Man muss immer schauen, was für ein Thema im Moment relevant ist und versuchen, innovativ und kreativ etwas auszuprobieren. Im Moment sehe ich es schwierig, eine Form dafür zu finden, um das zu erreichen, was wir damals erreicht haben. Offiziell ist Russland jetzt ein freies, demokratisches Land. Wir können jeder Zeit aus Russland berichten. Wir können jeden Menschen auf der Straße befragen. Das wäre jetzt kein Eisbrecher mehr. Sollen wir jetzt Menschen in Russland fragen, was sie von Putin halten, und die Russen uns fragen, was wir von Merkel halten? Das ist keine Ebene für ein emotionales Gespräch. Ich wüsste auch nicht, wie ich von hier aus die Medienlandschaft in Russland beeinflussen kann. Da die Medienlandschaft in Russland von Propaganda geprägt ist, können nur die Russen selbst sagen: „Wir wollen keine Propaganda mehr!“ Medial kann ich keinen Dialog mehr anstoßen. Das Einzige was man machen kann, so viele Menschen wie möglich in das Gespräch einzubeziehen. Es wäre hilfreich, wenn die Russen, wenn sie mal in Urlaub fahren, nicht nur einkaufen oder an den Strand gehen, nicht nur an der Bar sitzen, sondern ein Gespräch suchen, um zu prüfen, ob es alles wirklich so ist, wie es in den Medien berichtet wird. Wenn umgekehrt mehr Menschen nach Russland reisen und sich nicht nur Sehenswürdigkeiten in Sankt-Petersburg anschauen, sondern versuchen dort mit den Menschen ins Gespräch zu kommen, wäre das auch gut.

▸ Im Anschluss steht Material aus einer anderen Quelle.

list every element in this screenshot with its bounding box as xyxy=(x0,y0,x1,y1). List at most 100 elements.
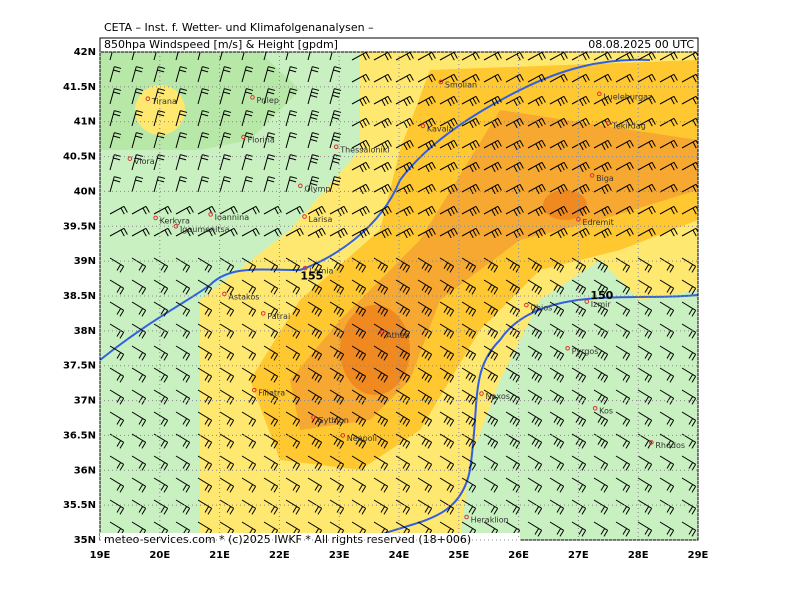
wind-barb xyxy=(615,52,634,61)
wind-barb xyxy=(659,323,675,339)
wind-barb xyxy=(329,132,342,149)
wind-barb xyxy=(483,389,499,405)
wind-barb xyxy=(373,323,389,339)
city-marker xyxy=(222,291,227,297)
wind-barb xyxy=(197,323,213,339)
wind-barb xyxy=(373,183,392,195)
wind-barb xyxy=(373,433,389,449)
wind-barb xyxy=(571,161,590,173)
wind-barb xyxy=(659,73,678,83)
wind-barb xyxy=(461,161,480,173)
wind-barb xyxy=(263,227,282,237)
wind-barb xyxy=(549,389,565,405)
city-label: Neapoli xyxy=(347,434,377,443)
wind-barb xyxy=(417,95,436,107)
wind-barb xyxy=(659,499,675,515)
wind-barb xyxy=(571,477,587,493)
wind-barb xyxy=(373,455,389,471)
wind-barb xyxy=(417,183,436,195)
city-label: Ioannina xyxy=(215,213,250,222)
wind-barb xyxy=(505,455,521,471)
wind-barb xyxy=(527,499,543,515)
city-label: Prilep xyxy=(256,96,278,105)
wind-barb xyxy=(571,205,590,217)
y-tick-label: 41.5N xyxy=(63,82,96,93)
wind-barb xyxy=(351,301,367,317)
wind-barb xyxy=(549,227,568,239)
wind-barb xyxy=(571,345,587,361)
wind-barb xyxy=(131,499,147,515)
wind-barb xyxy=(549,52,568,61)
wind-barb xyxy=(351,411,367,427)
wind-barb xyxy=(219,433,235,449)
y-tick-label: 42N xyxy=(74,47,96,58)
wind-barb xyxy=(615,323,631,339)
wind-barb xyxy=(219,279,235,295)
wind-barb xyxy=(549,345,565,361)
wind-barb xyxy=(637,52,656,61)
wind-barb xyxy=(505,183,524,195)
wind-barb xyxy=(131,455,147,471)
wind-barb xyxy=(351,205,370,217)
wind-barb xyxy=(263,176,276,193)
wind-barb xyxy=(307,279,323,295)
wind-barb xyxy=(351,455,367,471)
wind-barb xyxy=(241,176,254,193)
wind-barb xyxy=(637,95,656,105)
wind-barb xyxy=(307,88,320,105)
wind-barb xyxy=(549,499,565,515)
wind-barb xyxy=(637,345,653,361)
city-marker xyxy=(298,183,303,189)
wind-barb xyxy=(285,279,301,295)
wind-barb xyxy=(109,301,125,317)
wind-barb xyxy=(417,455,433,471)
wind-barb xyxy=(439,433,455,449)
city-marker xyxy=(333,144,339,150)
wind-barb xyxy=(593,183,612,195)
wind-barb xyxy=(417,52,436,61)
wind-barb xyxy=(637,183,656,193)
wind-barb xyxy=(483,52,502,61)
wind-barb xyxy=(505,227,524,239)
wind-barb xyxy=(549,161,568,173)
wind-barb xyxy=(329,88,342,105)
wind-barb xyxy=(483,257,499,273)
wind-barb xyxy=(241,110,254,127)
wind-barb xyxy=(307,257,323,273)
wind-barb xyxy=(505,411,521,427)
wind-barb xyxy=(505,433,521,449)
x-tick-label: 26E xyxy=(508,550,529,561)
wind-barb xyxy=(351,95,370,107)
wind-barb xyxy=(197,279,213,295)
wind-barb xyxy=(439,227,458,239)
wind-barb xyxy=(175,345,191,361)
wind-barb xyxy=(329,279,345,295)
wind-barb xyxy=(153,279,169,295)
city-marker xyxy=(420,123,426,129)
y-tick-label: 35.5N xyxy=(63,500,96,511)
wind-barb xyxy=(549,367,565,383)
wind-barb xyxy=(263,257,279,273)
wind-barb xyxy=(197,88,210,105)
wind-barb xyxy=(549,95,568,107)
wind-barb xyxy=(285,66,298,83)
wind-barb xyxy=(571,52,590,61)
wind-barb xyxy=(197,66,210,83)
wind-barb xyxy=(483,477,499,493)
wind-barb xyxy=(351,323,367,339)
wind-barb xyxy=(153,66,166,83)
wind-barb xyxy=(197,455,213,471)
wind-barb xyxy=(285,110,298,127)
wind-barb xyxy=(527,477,543,493)
wind-barb xyxy=(395,455,411,471)
wind-barb xyxy=(637,477,653,493)
city-label: Olymp xyxy=(304,184,330,193)
city-label: Patrai xyxy=(267,312,290,321)
wind-barb xyxy=(109,257,125,273)
wind-barb xyxy=(329,367,345,383)
wind-barb xyxy=(439,95,458,107)
wind-barb xyxy=(439,323,455,339)
city-marker xyxy=(153,215,158,221)
wind-barb xyxy=(241,132,254,149)
wind-barb xyxy=(197,110,210,127)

Ich würde Sie ermutigen, im Rahmen Ihres Projekts das Treffen von einer Klasse aus Deutschland und einer aus Russland zu initiieren und z.B. ein Sommercamp zu organisieren. Dort sollen die Jugendlichen gar nicht über Politik reden, sondern sich einfach kennenlernen. So werden Vorurteile am schnellsten abgebaut und Vertrauen aufgebaut.
Warum wurde die Fernsehbrücke genau mit Rostow am Don initiiert?

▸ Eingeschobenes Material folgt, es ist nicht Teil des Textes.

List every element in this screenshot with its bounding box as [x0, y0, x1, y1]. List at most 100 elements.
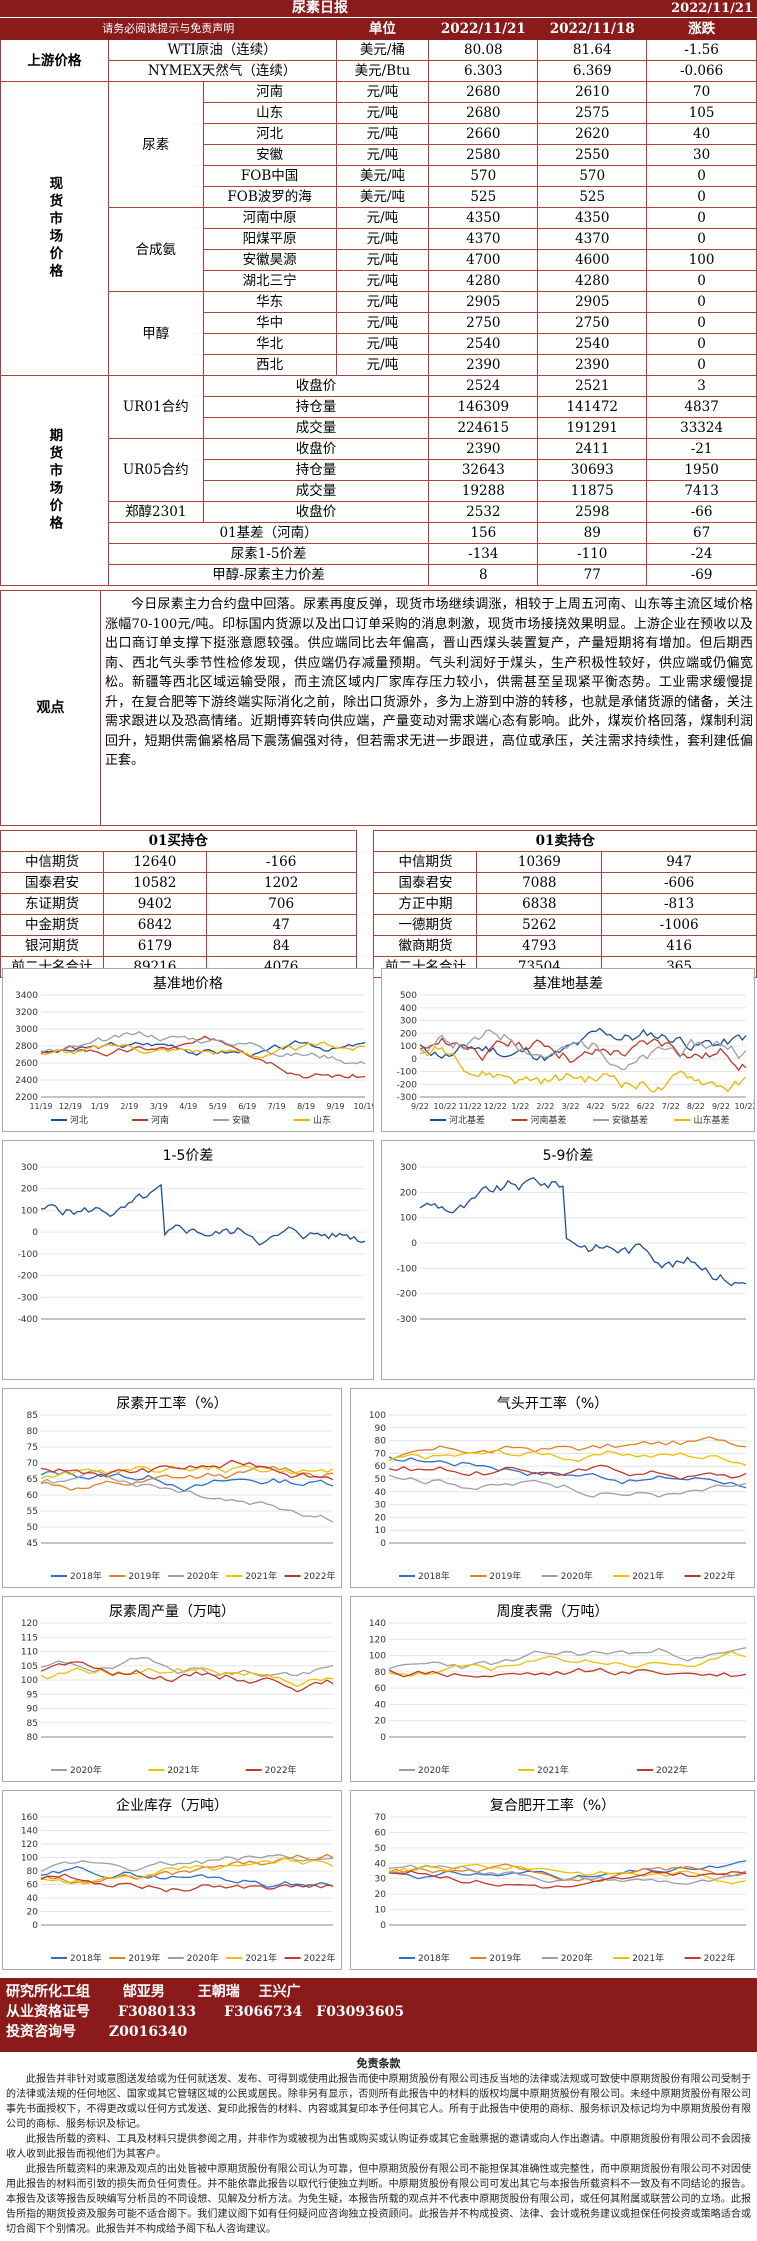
- gas-rate-chart: 气头开工率（%） 0 10 20 30 40 50 60 70 80 90 100 2018年 2019年…: [350, 1388, 755, 1588]
- gap: [356, 915, 374, 936]
- series-line: [419, 1176, 747, 1287]
- price-table: 请务必阅读提示与免责声明 单位 2022/11/21 2022/11/18 涨跌…: [0, 18, 757, 586]
- spot-name: FOB中国: [202, 165, 337, 187]
- spot-v1: 2905: [428, 291, 539, 313]
- spot-name: 西北: [202, 354, 337, 376]
- chart-title: 1-5价差: [162, 1148, 214, 1164]
- short-title: 01卖持仓: [373, 830, 757, 852]
- y-tick-label: 140: [369, 1619, 386, 1629]
- y-tick-label: 0: [411, 1055, 417, 1065]
- legend-label: 2020年: [187, 1570, 219, 1582]
- spot-v2: 525: [537, 186, 648, 208]
- short-name: 中信期货: [373, 851, 478, 873]
- fut-v2: 191291: [537, 417, 648, 439]
- spot-v1: 2680: [428, 102, 539, 124]
- legend-label: 2019年: [489, 1570, 521, 1582]
- y-tick-label: -300: [397, 1315, 418, 1325]
- legend-label: 2022年: [704, 1570, 736, 1582]
- series-line: [40, 1873, 334, 1893]
- long-v: 9402: [102, 893, 207, 915]
- spot-unit: 元/吨: [335, 270, 430, 292]
- disclaimer-title: 免责条款: [356, 2057, 401, 2070]
- urea-output-chart: 尿素周产量（万吨） 80 85 90 95 100 105 110 115 120 2020年 202…: [2, 1596, 342, 1782]
- y-tick-label: 200: [400, 1188, 417, 1198]
- y-tick-label: 65: [27, 1475, 38, 1485]
- chart-title: 尿素周产量（万吨）: [109, 1604, 235, 1620]
- spot-name: 河北: [202, 123, 337, 145]
- ur05-label: UR05合约: [107, 438, 204, 502]
- long-v: 6179: [102, 935, 207, 957]
- spread-chg: 67: [646, 522, 757, 544]
- fut-name: 收盘价: [202, 375, 430, 397]
- spot-unit: 元/吨: [335, 333, 430, 355]
- upstream-unit: 美元/Btu: [335, 60, 430, 82]
- y-tick-label: 300: [400, 1163, 417, 1173]
- legend-label: 2020年: [418, 1764, 450, 1776]
- y-tick-label: 50: [27, 1523, 39, 1533]
- spot-unit: 元/吨: [335, 102, 430, 124]
- methanol-label: 甲醇: [107, 291, 204, 376]
- spot-v2: 4600: [537, 249, 648, 271]
- gap: [356, 873, 374, 894]
- y-tick-label: 2400: [15, 1076, 38, 1086]
- notice-text: 请务必阅读提示与免责声明: [0, 18, 337, 40]
- series-line: [419, 1029, 747, 1071]
- x-tick-label: 8/22: [687, 1102, 705, 1111]
- fut-v2: 2521: [537, 375, 648, 397]
- compound-rate-chart: 复合肥开工率（%） 0 10 20 30 40 50 60 70 2018年 2019年 2020年 2…: [350, 1790, 755, 1970]
- footer-line1: 研究所化工组 郜亚男 王朝瑞 王兴广: [6, 1984, 301, 2000]
- long-name: 中金期货: [0, 914, 104, 936]
- short-name: 国泰君安: [373, 872, 478, 894]
- x-tick-label: 12/19: [59, 1102, 82, 1111]
- y-tick-label: 300: [400, 1017, 417, 1027]
- series-line: [388, 1667, 747, 1678]
- chart-title: 气头开工率（%）: [496, 1396, 609, 1412]
- long-chg: 1202: [205, 872, 357, 894]
- y-tick-label: 80: [375, 1668, 387, 1678]
- col-unit: 单位: [335, 18, 430, 40]
- urea-rate-chart: 尿素开工率（%） 45 50 55 60 65 70 75 80 85 2018年 2019年 2020…: [2, 1388, 342, 1588]
- y-tick-label: 100: [21, 1854, 38, 1864]
- spot-v1: 4370: [428, 228, 539, 250]
- spot-v1: 2680: [428, 81, 539, 103]
- short-v: 4793: [476, 935, 603, 957]
- short-v: 10369: [476, 851, 603, 873]
- y-tick-label: 20: [27, 1908, 39, 1918]
- legend-label: 2018年: [70, 1570, 102, 1582]
- fut-v2: 11875: [537, 480, 648, 502]
- legend-label: 2018年: [418, 1952, 450, 1964]
- series-line: [40, 1470, 334, 1492]
- research-footer: 研究所化工组 郜亚男 王朝瑞 王兴广 从业资格证号 F3080133 F3066…: [0, 1978, 757, 2052]
- view-section: 观点 今日尿素主力合约盘中回落。尿素再度反弹，现货市场继续调涨，相较于上周五河南…: [0, 590, 757, 826]
- y-tick-label: 10: [375, 1906, 387, 1916]
- spot-name: FOB波罗的海: [202, 186, 337, 208]
- y-tick-label: 50: [375, 1844, 387, 1854]
- y-tick-label: 200: [400, 1029, 417, 1039]
- y-tick-label: 20: [375, 1513, 387, 1523]
- spread-name: 甲醇-尿素主力价差: [107, 564, 430, 586]
- y-tick-label: 60: [375, 1684, 387, 1694]
- y-tick-label: 3400: [15, 991, 38, 1001]
- fut-name: 收盘价: [202, 501, 430, 523]
- upstream-label: 上游价格: [0, 39, 109, 82]
- spot-v2: 2390: [537, 354, 648, 376]
- series-line: [40, 1465, 334, 1491]
- x-tick-label: 5/19: [209, 1102, 227, 1111]
- spread59-chart: 5-9价差 -300 -200 -100 0 100 200 300: [381, 1140, 755, 1380]
- spot-v1: 4350: [428, 207, 539, 229]
- legend-label: 2020年: [70, 1764, 102, 1776]
- legend-label: 2020年: [561, 1570, 593, 1582]
- short-v: 6838: [476, 893, 603, 915]
- weekly-demand-chart: 周度表需（万吨） 0 20 40 60 80 100 120 140 2020年 2021年 2022…: [350, 1596, 755, 1782]
- short-v: 5262: [476, 914, 603, 936]
- basis-diff-chart: 基准地基差 -300 -200 -100 0 100 200 300 400 500 9/22 10/…: [381, 968, 755, 1132]
- spot-v1: 2660: [428, 123, 539, 145]
- spot-chg: 0: [646, 354, 757, 376]
- spread15-chart: 1-5价差 -400 -300 -200 -100 0 100 200 300: [2, 1140, 374, 1380]
- long-name: 国泰君安: [0, 872, 104, 894]
- spot-name: 阳煤平原: [202, 228, 337, 250]
- upstream-name: NYMEX天然气（连续）: [107, 60, 337, 82]
- x-tick-label: 4/19: [179, 1102, 197, 1111]
- y-tick-label: 100: [400, 1214, 417, 1224]
- spot-v2: 2750: [537, 312, 648, 334]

Rostow am Don ist die Partnerstadt von Dortmund. Das war einer der Gründe, warum wir die Genehmigung bekommen haben. Weil Partnerstädte mit einander kommunizieren müssen. Wir hatten auch eine ähnliche Fernsehbrücke mit Buffalo in den USA, auch einer Partnerstadt von Dortmund. Sie war aber viel langweiliger. Unsere Jugendlichen wussten schon ganz viel von Amerika, die Amerikaner waren nicht so gut informiert und hatten auch keine wirklichen Fragen. Ich hatte das Gefühl, dass sie sich belästigt fühlen, weil sie eine Stunde mit irgendwelchen Jugendlichen sprechen mussten, die nicht so gut Englisch konnten. Im Fall der Fernsehbrücke mit Rostow wussten wir wenig voneinander. Die Jugendlichen aus Rostow hatten viele Fragen, und die Schüler aus Dortmund auch. Durch den Eisernen Vorhang kam zu wenig Information über den Lebensalltag. Die Korrespondenten mussten unter Zensurbedingungen arbeiten. Es war gar nicht möglich für Korrespondenten, sich frei im Land zu bewegen und wahre Geschichten aus dem Alltagsleben der sowjetischen Menschen aufzunehmen. Jede Fahrt, jede Drehgenehmigung musste damals bei KGB beantragt werden. Dass diese Fernsehbrücke mit Rostow am Don damals zustande gekommen ist, war wirklich einzigartig!